When many Americans think about summer, they think of holiday barbeques, sweet summer corn and ice-cream cones. What many forget—or simply don’t know—is that 1 in 8 people in the United States struggles with hunger. Among children, the number is even higher: 1 in 6 American children are food insecure, meaning they lack reliable access to a sufficient quantity of affordable and healthy food. Children who don’t get enough food face a myriad of problems from trouble focusing in the classroom, to developmental impairments in language and motor skills, to health problems like anemia and asthma. Obesity is an issue as well, since the most affordable food people have access to tend to be processed and high in fat, sugar, and salt.
The problem is worse in the summer. At least during the school year, public schools provide free lunches and often breakfasts. Some children who live in poverty depend on that food for their main meal of the day. When school is out, that meal disappears. According to Feeding America, a nationwide network of food banks, “Twenty-two million children receive free or reduced-cost lunches during the school year, but during the summer months, only 3.9 million continue to have access to those subsidized meals.”
Let’s look at our nation’s capital as an example. The percentage of people who struggle with hunger in Washington, DC matches the national average but the number of children in this category is slightly higher (1 in 5). According to a study by the DC Policy Center in 2017, the problem is a combination of poverty and lack of available transportation to sources of affordable food. The study found that 11 percent of the city (by area) is in food deserts, defined as geographic areas where people have limited access to healthy food. Unsurprisingly, the food deserts in DC, as in many locales, are overwhelming located in the poorest sections of the city, Wards 7 and 8. The only section with no food deserts is Ward 3, the area with the highest median income.
In 2017, Washington City Paper reported that Ward 8 had just one full-service grocery store for its almost 80,000 residents, while Ward 7 had two. Ward 3, in contrast, boasted eleven grocery stores to serve about the same number of people.
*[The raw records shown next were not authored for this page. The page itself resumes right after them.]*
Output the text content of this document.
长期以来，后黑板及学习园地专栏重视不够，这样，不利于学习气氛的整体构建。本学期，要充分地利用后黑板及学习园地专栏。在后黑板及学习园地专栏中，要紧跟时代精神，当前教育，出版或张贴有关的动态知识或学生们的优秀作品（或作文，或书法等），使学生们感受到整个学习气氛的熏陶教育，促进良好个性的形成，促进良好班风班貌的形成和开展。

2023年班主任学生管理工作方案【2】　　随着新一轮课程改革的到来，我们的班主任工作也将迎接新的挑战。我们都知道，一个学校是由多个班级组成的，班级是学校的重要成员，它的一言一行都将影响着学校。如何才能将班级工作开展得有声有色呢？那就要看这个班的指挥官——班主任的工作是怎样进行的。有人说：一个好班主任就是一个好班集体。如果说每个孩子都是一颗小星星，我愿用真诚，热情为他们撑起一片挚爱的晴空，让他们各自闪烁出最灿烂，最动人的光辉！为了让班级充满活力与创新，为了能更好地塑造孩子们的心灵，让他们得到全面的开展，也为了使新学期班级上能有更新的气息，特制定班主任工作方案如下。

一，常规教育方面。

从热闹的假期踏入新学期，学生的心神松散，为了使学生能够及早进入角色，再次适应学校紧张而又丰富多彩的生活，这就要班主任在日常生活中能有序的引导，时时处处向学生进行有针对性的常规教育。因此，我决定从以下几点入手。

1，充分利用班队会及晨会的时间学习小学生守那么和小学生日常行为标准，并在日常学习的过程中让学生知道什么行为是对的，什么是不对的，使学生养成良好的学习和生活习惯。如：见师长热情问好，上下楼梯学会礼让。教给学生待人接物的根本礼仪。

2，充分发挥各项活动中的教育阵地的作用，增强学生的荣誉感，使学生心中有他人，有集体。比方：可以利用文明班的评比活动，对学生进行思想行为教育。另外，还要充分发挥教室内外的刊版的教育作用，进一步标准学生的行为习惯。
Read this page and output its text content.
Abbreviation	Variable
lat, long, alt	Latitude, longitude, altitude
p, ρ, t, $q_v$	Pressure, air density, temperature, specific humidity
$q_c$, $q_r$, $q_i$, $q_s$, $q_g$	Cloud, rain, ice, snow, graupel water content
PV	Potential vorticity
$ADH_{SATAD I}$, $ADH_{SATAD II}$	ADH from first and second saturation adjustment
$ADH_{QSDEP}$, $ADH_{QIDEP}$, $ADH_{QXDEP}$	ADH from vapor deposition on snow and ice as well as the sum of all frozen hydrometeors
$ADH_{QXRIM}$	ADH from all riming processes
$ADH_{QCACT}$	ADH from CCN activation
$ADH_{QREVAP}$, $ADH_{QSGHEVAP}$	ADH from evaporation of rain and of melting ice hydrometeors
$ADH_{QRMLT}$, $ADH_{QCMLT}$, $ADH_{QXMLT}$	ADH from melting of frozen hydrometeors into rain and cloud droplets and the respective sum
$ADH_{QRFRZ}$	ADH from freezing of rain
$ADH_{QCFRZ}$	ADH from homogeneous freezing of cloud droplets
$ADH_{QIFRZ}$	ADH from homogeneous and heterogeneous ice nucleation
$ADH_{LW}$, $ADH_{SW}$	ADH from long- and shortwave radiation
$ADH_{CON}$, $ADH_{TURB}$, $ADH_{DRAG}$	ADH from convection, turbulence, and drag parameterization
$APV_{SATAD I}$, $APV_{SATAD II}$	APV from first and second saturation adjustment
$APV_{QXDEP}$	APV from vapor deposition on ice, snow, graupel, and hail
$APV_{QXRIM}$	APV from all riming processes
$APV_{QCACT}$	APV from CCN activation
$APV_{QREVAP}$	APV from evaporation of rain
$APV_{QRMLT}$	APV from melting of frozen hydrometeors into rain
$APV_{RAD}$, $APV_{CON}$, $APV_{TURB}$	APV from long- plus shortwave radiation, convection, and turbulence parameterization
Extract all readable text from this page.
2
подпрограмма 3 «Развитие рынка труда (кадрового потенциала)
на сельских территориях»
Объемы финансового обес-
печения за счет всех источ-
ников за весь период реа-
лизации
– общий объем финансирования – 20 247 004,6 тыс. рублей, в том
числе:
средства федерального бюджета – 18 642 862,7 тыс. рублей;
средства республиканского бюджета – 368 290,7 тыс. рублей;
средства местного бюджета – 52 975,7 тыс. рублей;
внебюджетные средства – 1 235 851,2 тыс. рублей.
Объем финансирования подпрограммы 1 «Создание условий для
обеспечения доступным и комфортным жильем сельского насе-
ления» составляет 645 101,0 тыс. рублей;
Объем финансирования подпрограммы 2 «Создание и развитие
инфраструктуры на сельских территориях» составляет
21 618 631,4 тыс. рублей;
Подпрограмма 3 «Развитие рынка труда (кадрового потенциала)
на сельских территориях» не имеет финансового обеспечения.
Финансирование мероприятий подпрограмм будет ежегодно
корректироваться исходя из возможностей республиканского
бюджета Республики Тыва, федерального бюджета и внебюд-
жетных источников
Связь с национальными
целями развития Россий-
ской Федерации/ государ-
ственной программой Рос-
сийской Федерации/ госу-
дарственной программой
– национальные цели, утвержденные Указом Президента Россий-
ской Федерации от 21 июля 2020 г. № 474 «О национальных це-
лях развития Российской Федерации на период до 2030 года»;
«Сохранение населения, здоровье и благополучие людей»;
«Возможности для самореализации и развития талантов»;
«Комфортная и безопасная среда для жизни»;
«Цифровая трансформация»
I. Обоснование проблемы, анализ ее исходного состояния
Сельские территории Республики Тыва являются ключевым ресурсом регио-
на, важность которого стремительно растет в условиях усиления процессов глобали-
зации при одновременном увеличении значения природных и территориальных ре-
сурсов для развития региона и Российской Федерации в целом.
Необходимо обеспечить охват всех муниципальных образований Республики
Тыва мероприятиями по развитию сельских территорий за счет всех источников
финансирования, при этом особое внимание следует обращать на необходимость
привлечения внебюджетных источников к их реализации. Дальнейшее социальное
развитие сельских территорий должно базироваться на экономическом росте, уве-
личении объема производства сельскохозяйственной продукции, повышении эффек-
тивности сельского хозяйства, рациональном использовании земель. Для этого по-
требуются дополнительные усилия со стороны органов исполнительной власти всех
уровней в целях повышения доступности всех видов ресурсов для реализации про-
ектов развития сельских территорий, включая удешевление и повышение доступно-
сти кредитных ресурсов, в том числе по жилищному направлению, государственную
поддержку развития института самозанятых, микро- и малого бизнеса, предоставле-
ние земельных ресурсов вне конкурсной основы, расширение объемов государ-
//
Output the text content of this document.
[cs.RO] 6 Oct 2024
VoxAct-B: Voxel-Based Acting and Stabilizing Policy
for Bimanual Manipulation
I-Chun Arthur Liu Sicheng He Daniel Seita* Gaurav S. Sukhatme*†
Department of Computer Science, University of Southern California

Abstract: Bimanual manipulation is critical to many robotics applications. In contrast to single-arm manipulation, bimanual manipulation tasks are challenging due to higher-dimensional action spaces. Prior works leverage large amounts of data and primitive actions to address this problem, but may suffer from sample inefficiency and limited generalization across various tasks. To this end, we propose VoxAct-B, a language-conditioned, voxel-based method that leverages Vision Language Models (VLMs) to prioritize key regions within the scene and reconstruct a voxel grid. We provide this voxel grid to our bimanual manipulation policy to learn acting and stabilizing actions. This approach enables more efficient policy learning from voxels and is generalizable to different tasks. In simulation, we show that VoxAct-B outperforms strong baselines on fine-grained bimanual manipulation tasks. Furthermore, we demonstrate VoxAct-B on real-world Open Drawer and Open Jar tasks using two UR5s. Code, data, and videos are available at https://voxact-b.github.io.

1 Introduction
In an attempt to address the problem, a few years ago the city made a deal with Walmart to open several stores throughout the city, including one in an underserved area. After building two stores in the affluent areas in 2016, Walmart pulled out of the deal to build a store in the neighborhood that needed it most, citing profitability concerns.
There are some reasons to hope. Good Food Markets, a mission-driven DC grocery dedicated to developing retail solutions that work in food desert communities, already has one store in an underserved neighborhood and plans to open another in Ward 8 in the Spring. Philip Sambol, director of partnerships for Good Food, points out that there are systemic racial components to the food desert problem. “That low-income residents have been segregated into certain areas is a sad legacy of our racist redline housing policies—the clustering of affordable housing and voucher residents in certain communities have created an economic ghetto. And the way we’ve segregated our society around class and income equates strongly to race in the US.”
Good Food works to address issues of poverty and food insecurity not only by opening stores in food deserts but also by creating workforce development programs in cooperation with local and federal governments to support local residents. Sambol says neighborhood residents have “a lot of capacity, skill, and talent but not a lot of opportunity.”
Other local organizations also work to get healthy food to communities without full-service groceries. DC Central Kitchen, for instance, recycles food from around the city both to provide thousands of meals to residents in need as well as to offer workforce training for unemployed adults. Addressing food deserts, their Healthy Corners program brings fresh produce and healthy snacks to the corner stores where people who don’t have access to grocery stores often purchase much of their food.
Of course, food deserts and the issues that cause them are not limited to Washington, DC or even to major cities. According to Feeding America, every community and congressional district across the country sees people suffering from food insecurity and some of the counties with the highest levels of hunger are in rural communities.
Look around your own community for the people who may be hungry. And this summer, support the local organizations that are helping people gain access to healthy, affordable food where you live.